Ab 2006 rückten die Neonazi-Aktivitäten in dem Berliner Ostbezirk verstärkt in den Fokus. Bei ihren Versuchen, den öffentlichen Raum im Bezirk zu besetzen, schreckten die Neonazis nicht vor Gewalt zurück. Vor den Wahlen für das Abgeordnetenhaus und die Bezirksparlamente im selben Jahr wurde ein Wahlhelfer der SPD beim Aufhängen von Plakaten brutal zusammengeschlagen. Fortan konnte sich der Betroffene nicht mehr sicher im Bezirk bewegen. Schon damals wollten Neonazis in Marzahn-Hellersdorf Angstzonen für politische Gegner etablieren.
»Wir haben das Fest organisiert, weil wir den Platz in die Gesellschaft zurückholen wollten.«
Martin Kleinfelder Roter Baum e.V.
Wenig später zog die Neonazipartei NPD bei der Kommunalwahl mit 6,4 Prozent in die Marzahn-Hellersdorfer Bezirksverordnetenversammlung (BVV) ein. 2007 wurde an einem NPD-Stand in der Stendaler Straße ein 67-jähriger Mann von den Betreibern tätlich angegriffen. Auf dem Blog der Projektwerkstatt Wut befindet sich noch immer eine lange Chronik neonazistischer Übergriffe aus der damaligen Zeit.
Martin Kleinfelder möchte mit »Schöner leben ohne Nazis« ein Zeichen in Hellersdorf setzen: »Wir haben das Fest organisiert, weil wir den Platz in die Gesellschaft zurückholen wollten. Seit der damaligen Zeit ist der Neonazismus nicht weniger geworden, und deshalb hören wir auch nicht auf.«
Seit 2001 ist der Verein Roter Baum, zu dem Martin Kleinfelder gehört, in Berlin aktiv. Neben dem jährlichen Demokratiefest betreibt der Rote Baum mehrere Jugendzentren, organisiert jugendpolitische Veranstaltungen, Stadtteilarbeit und ermöglicht internationale Begegnungen. Der Rote Baum steht für Vielfalt im Bezirk. Die Mitarbeiter*innen helfen tatkräftig beim Fest. Seit den frühen Morgenstunden bauen sie Stände, eine Hüpfburg und technisches Equipment auf.

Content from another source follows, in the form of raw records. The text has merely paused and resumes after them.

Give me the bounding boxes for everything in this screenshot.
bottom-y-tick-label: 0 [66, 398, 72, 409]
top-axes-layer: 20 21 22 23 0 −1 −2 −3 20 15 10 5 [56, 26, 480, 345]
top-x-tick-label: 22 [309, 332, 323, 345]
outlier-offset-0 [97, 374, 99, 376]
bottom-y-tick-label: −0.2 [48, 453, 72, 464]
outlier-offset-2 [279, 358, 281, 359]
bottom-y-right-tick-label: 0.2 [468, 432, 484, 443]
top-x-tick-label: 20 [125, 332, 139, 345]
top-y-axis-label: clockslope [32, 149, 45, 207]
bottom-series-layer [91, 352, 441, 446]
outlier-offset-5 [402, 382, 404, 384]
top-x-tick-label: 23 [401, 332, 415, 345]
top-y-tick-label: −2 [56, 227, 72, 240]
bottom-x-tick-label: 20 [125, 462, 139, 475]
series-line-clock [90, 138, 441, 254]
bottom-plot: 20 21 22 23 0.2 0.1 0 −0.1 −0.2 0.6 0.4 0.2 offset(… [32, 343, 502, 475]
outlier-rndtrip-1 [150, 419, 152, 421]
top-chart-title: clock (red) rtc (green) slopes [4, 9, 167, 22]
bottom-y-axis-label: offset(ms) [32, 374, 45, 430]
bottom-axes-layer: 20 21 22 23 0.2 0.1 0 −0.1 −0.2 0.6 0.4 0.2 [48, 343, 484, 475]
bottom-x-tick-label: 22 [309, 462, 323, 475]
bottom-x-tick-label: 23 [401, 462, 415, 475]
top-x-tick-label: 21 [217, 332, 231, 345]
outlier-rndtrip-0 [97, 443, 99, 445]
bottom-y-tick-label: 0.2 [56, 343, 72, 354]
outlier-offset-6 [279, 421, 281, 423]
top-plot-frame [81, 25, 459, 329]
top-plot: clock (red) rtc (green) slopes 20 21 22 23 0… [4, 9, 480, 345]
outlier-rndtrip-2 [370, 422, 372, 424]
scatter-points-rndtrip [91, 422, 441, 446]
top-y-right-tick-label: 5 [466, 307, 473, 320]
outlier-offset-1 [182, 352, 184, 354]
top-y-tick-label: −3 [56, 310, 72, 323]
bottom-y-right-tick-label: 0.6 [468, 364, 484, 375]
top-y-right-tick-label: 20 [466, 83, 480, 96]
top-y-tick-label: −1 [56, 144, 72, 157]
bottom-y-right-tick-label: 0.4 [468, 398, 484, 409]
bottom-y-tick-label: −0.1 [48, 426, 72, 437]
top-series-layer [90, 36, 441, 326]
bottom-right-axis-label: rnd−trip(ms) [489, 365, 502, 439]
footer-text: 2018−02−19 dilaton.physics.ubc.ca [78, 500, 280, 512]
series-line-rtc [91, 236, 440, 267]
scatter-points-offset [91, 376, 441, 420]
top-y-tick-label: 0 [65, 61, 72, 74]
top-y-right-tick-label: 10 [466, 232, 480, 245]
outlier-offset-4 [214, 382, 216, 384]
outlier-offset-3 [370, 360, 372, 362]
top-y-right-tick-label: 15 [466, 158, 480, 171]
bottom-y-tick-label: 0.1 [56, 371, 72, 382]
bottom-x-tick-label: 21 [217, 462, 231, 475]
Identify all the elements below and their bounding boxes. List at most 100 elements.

Wie präsent die Gefahr ist, zeigt sich am Nachmittag: Teilnehmende berichten »nd«, dass ein in der Kleinpartei »Dritter Weg« organisierter Neonazi über das Festgelände zog und sie fotografierte. »Dass die Neonazis uns fotografieren, ist nicht neu. Sie wollen uns damit einschüchtern, markieren und Feindeslisten anlegen«, sagt eine junge Teilnehmerin zu »nd«. Doch man mache trotzdem weiter.
Zum Schutz der Teilnehmenden ist eine Security-Firma eingesetzt worden. Am Nachmittag gibt es rege Diskussionen über den Ausschluss von Neonazis. Eine Polizistin diskutiert mit der Firma und bekundet, das Hausrecht würde bei einem Fest nicht gelten. Sie sollten die Neonazis am besten dulden. Wenig später positionieren sich fünf junge Neonazis nahe dem Fest, einer zeigt den Hitlergruß.
Die Veranstalter*innen und Künstler*innen machen zugleich klar, dass Neonazis nicht willkommen sind. Der 16-jährige Yung Pepp aus Leipzig begeistert das junge Publikum mit seinen Texten über Träume und Freundschaften. Im Song »Wassereis« singt er: »Ich mag meine Welt nicht braun, ich mag sie farbenfroh«.